2 minute read
UVG-Pflegebeiträge
IM SCHLAGLICHT
Die Pflegbeiträge der Unfallversicherer beschäftigen das IRB schon lange. Endlich entschied das Bundesgericht zu Gunsten der Betroffenen.
Von Michael Bütikofer, Bereichsleiter IRB, Rechtsanwalt und Notar
Bereits im letzten Jahr berichteten wir an dieser Stelle über die UVG-Pflegebeiträge und beendeten den Beitrag mit «Aktuell warten wir gespannt auf ein Urteil des Bundesgerichts zu dieser höchstrichterlich noch nicht geklärten Frage – seit September 2020 ist ein Fall eines SPV-Mitglieds hängig». Damals ungeklärt war die Frage, ob sich die Unfallversicherungen damit begnügen dürfen, sich an den Grundpflegekosten lediglich mit der Hilflosenentschädigung (HLE) zu beteiligen oder ob sie einen darüberhinausgehenden Beitrag schulden.
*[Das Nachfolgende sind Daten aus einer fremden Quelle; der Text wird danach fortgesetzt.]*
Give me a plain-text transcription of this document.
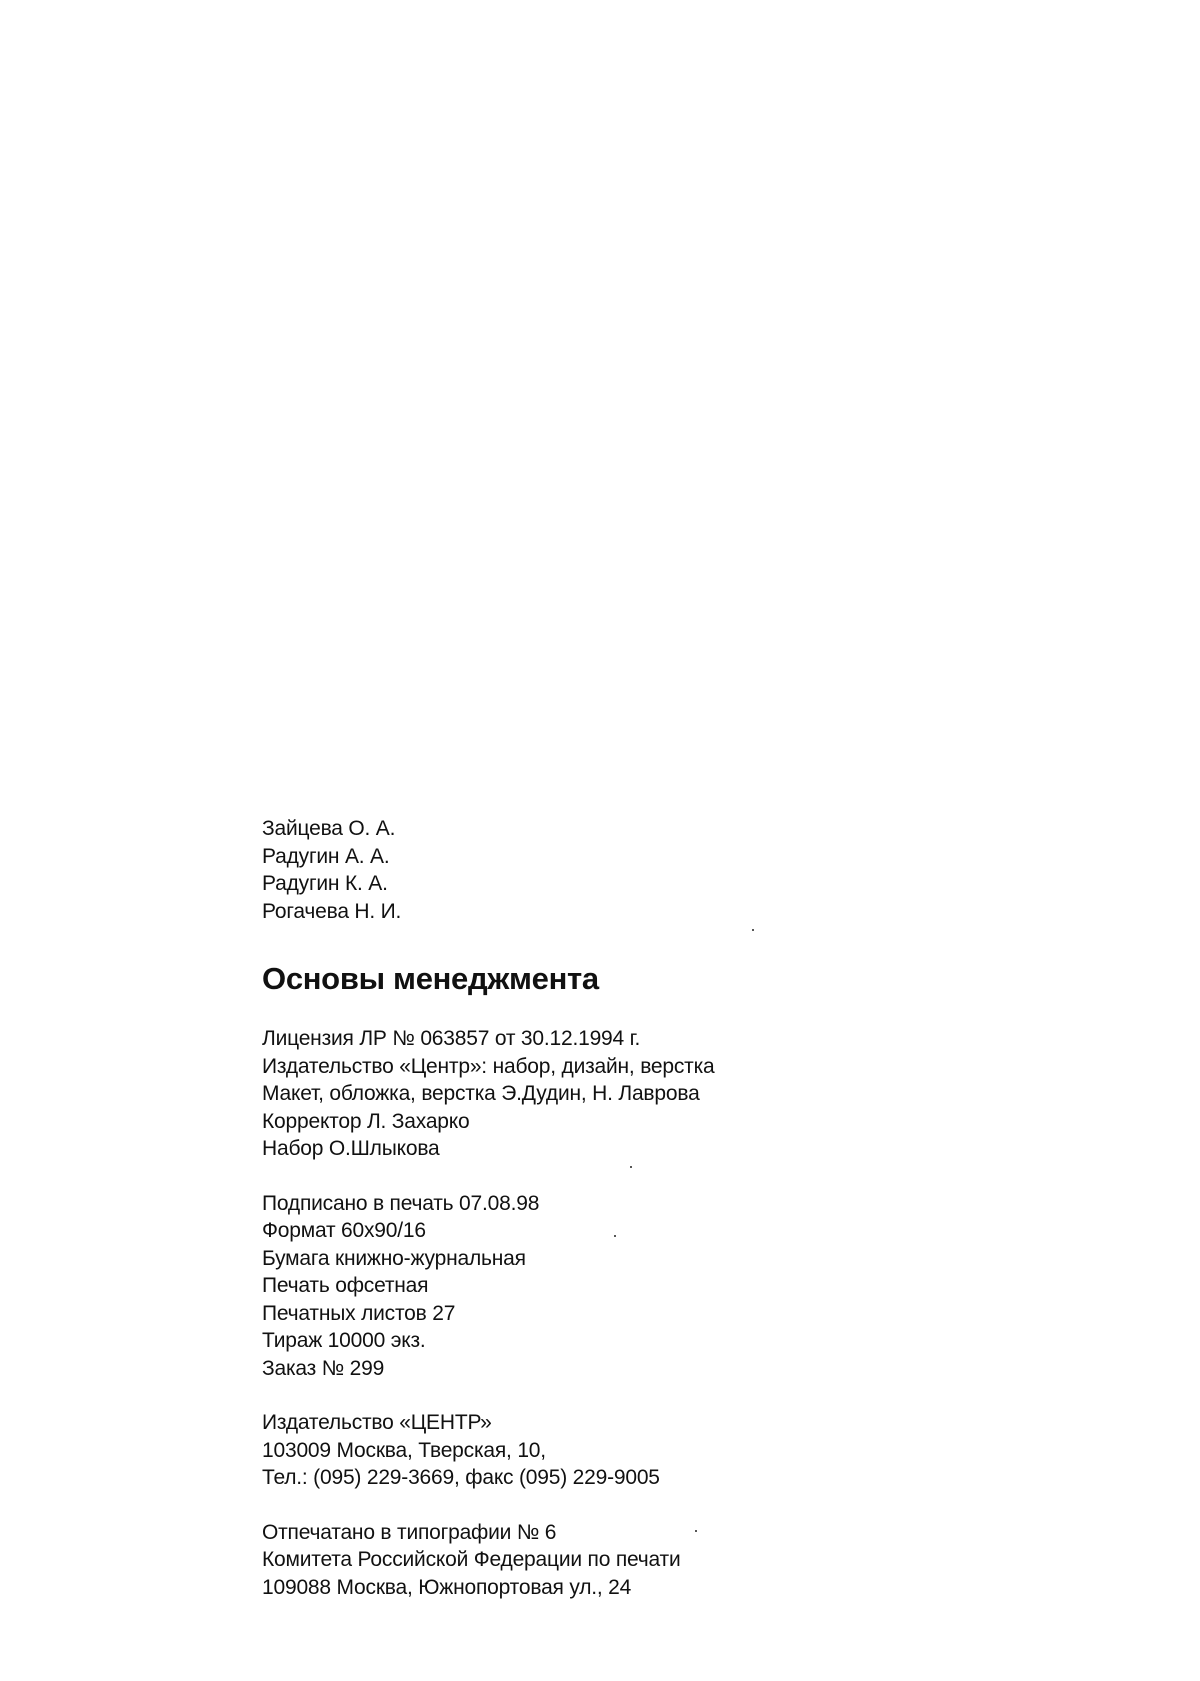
Зайцева О. А.
Радугин А. А.
Радугин К. А.
Рогачева Н. И.
Основы менеджмента
Лицензия ЛР № 063857 от 30.12.1994 г.
Издательство «Центр»: набор, дизайн, верстка
Макет, обложка, верстка Э.Дудин, Н. Лаврова
Корректор Л. Захарко
Набор О.Шлыкова
Подписано в печать 07.08.98
Формат 60х90/16
Бумага книжно-журнальная
Печать офсетная
Печатных листов 27
Тираж 10000 экз.
Заказ № 299
Издательство «ЦЕНТР»
103009 Москва, Тверская, 10,
Тел.: (095) 229-3669, факс (095) 229-9005
Отпечатано в типографии № 6
Комитета Российской Федерации по печати
109088 Москва, Южнопортовая ул., 24
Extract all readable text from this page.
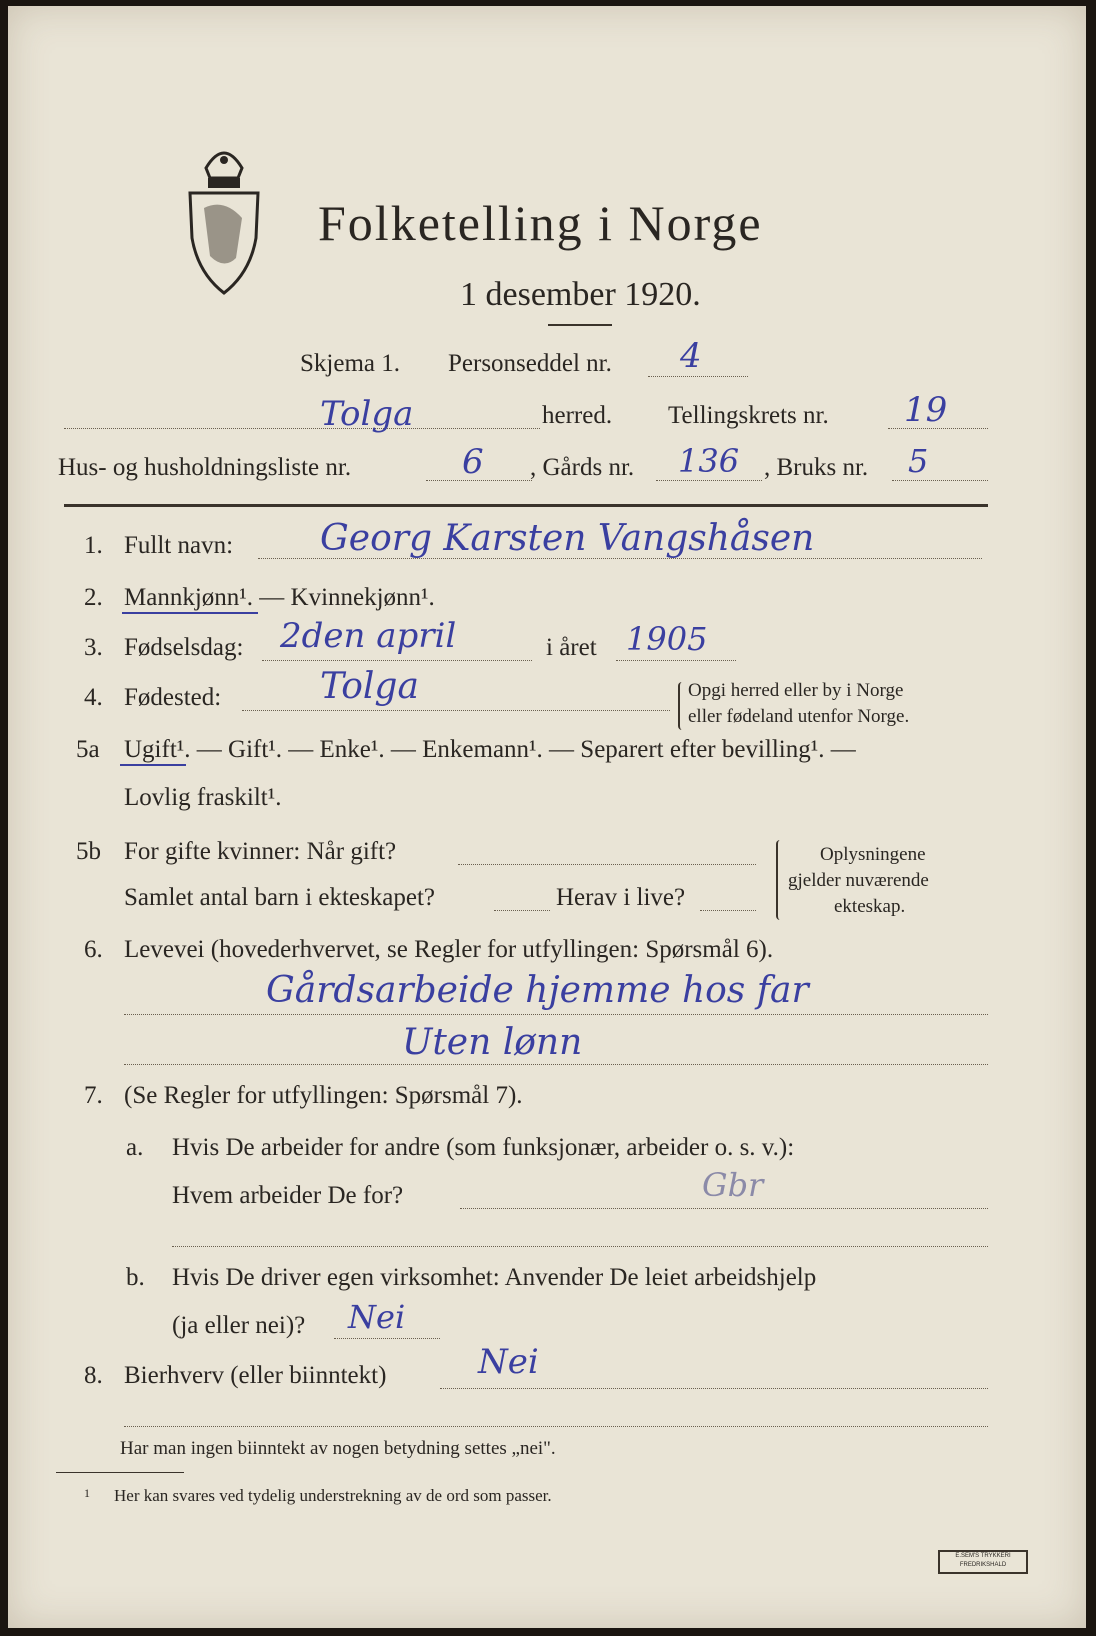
Folketelling i Norge
1 desember 1920.
Skjema 1. Personseddel nr. 4
Tolga	herred. Tellingskrets nr. 19
Hus- og husholdningsliste nr.	6 , Gårds nr. 136 , Bruks nr. 5
1. Fullt navn: Georg Karsten Vangshåsen
2. Mannkjønn¹. — Kvinnekjønn¹.
3. Fødselsdag: 2den april	i året 1905
4. Fødested:	Tolga	Opgi herred eller by i Norge
eller fødeland utenfor Norge.
5a Ugift¹. — Gift¹. — Enke¹. — Enkemann¹. — Separert efter bevilling¹. —
Lovlig fraskilt¹.
5b For gifte kvinner: Når gift?
Samlet antal barn i ekteskapet?	Herav i live?
Oplysningene
gjelder nuværende
ekteskap.
6. Levevei (hovederhvervet, se Regler for utfyllingen: Spørsmål 6).
Gårdsarbeide hjemme hos far
Uten lønn
7. (Se Regler for utfyllingen: Spørsmål 7).
a. Hvis De arbeider for andre (som funksjonær, arbeider o. s. v.):
Hvem arbeider De for?	Gbr
b. Hvis De driver egen virksomhet: Anvender De leiet arbeidshjelp
(ja eller nei)? Nei
8. Bierhverv (eller biinntekt)	Nei
Har man ingen biinntekt av nogen betydning settes „nei".
1 Her kan svares ved tydelig understrekning av de ord som passer.
E.SEM'S TRYKKERI
FREDRIKSHALD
Wir vom IRB haben von Anfang an, d.h. ab Inkrafttreten der revidierten Verordnungsbestimmung von Art. 18 UVV, die Meinung vertreten, dass die Leistungspflicht der Unfallversicherungen weit über das blosse Bezahlen einer HLE hinausgeht.
Erstes Urteil
Das Bundesgericht äusserte sich zu dieser hoch umstrittenen Frage erstmals im September 2020. Damals hielt das Bundesgericht im Wesentlichen fest, dass die Unfallversicherungen bloss die Kosten der medizinischen Pflege vollständig übernehmen müssen. An den Kosten der Grundpflege müssten sich die Versicherungen hingegen lediglich mit einem Beitrag beteiligen. Das Bundesgericht hatte es indes unterlassen zu klären, was unter dem Begriff «Beitrag» genau zu verstehen ist. Ebenso wenig hatte sich das Bundesgericht zur Frage geäussert, ob und falls ja in welchem Umfang die versicherte Person sich die HLE an die Grundpflegekosten anrechnen lassen muss.
Das Bundesgericht bestätigte seine Rechtsprechung vom September 2020 in den Urteilen vom 3. Februar 2021 und 26. März 2021. Dabei blieben jedoch weiterhin zwei zentrale Fragen zur UVG-Pflegefinanzierung ungeklärt: Wie hoch ist der Beitrag, den die Unfallversicherung zusätzlich zur HLE an die Grundpflegekosten beisteuern muss und inwiefern muss die versicherte Person sich ihre HLE an die Grundpflegekosten anrechnen lassen? Als das Bundesgericht sein Urteil vom 26. März 2021 fällte, waren beim Bundesgericht noch zwei weitere Beschwerden von Querschnittgelähmten hängig, in welchen es ebenfalls um die UVG-Pflegefinanzierung ging. Die fallführenden Rechtsanwälte haben die Möglichkeit genutzt und dem Bundesgericht im Rahmen des sogenannten Replikrechts dargelegt, inwiefern in den zuvor ergangenen Bundesgerichtsurteilen wichtige, praxisrelevante Fragen zur UVG-Pflegefinanzierung offen geblieben sind. Das Bundesgericht hat die Hinweise offenbar zur Kenntnis genommen, wie sich ein paar Monate später zeigen sollte.
Klärender Entscheid
Am 27. Oktober 2021 hat das Bundesgericht die ungeklärten Fragen endlich und zugunsten unserer Mitglieder beantwortet: das Bundesgericht stellte klar, dass sich die Unfallversicherungen nicht damit begnügen dürfen, sich an den Grundpflegekosten nur mit der HLE zu beteiligen. Vielmehr müssen die Unfallversicherungen die Grundpflegekosten gesamthaft übernehmen, wobei sich die versicherte Person die HLE bis auf den Anteil für die alltägliche Lebensverrichtung «Fortbewegung ausser Haus» an die Grundpflegekosten anrechnen lassen muss. Diese klärende Rechtsprechung wird nach unserer Auffassung dazu führen, dass Betroffene mit hohen Grundpflegekosten in Zukunft finanziell bedeutend entlastet werden.
Seit dem 1. Januar 2017 wirkten wir vom IRB mit unzähligen Eingaben auf einen solchen Entscheid hin. Es freut uns ausserordentlich, dass das Bundesgericht am 27. Oktober 2021 bis dahin ungeklärte Fragen zugunsten der querschnittgelähmten Menschen beantwortet hat. Ein grosser Erfolg für alle Betroffenen!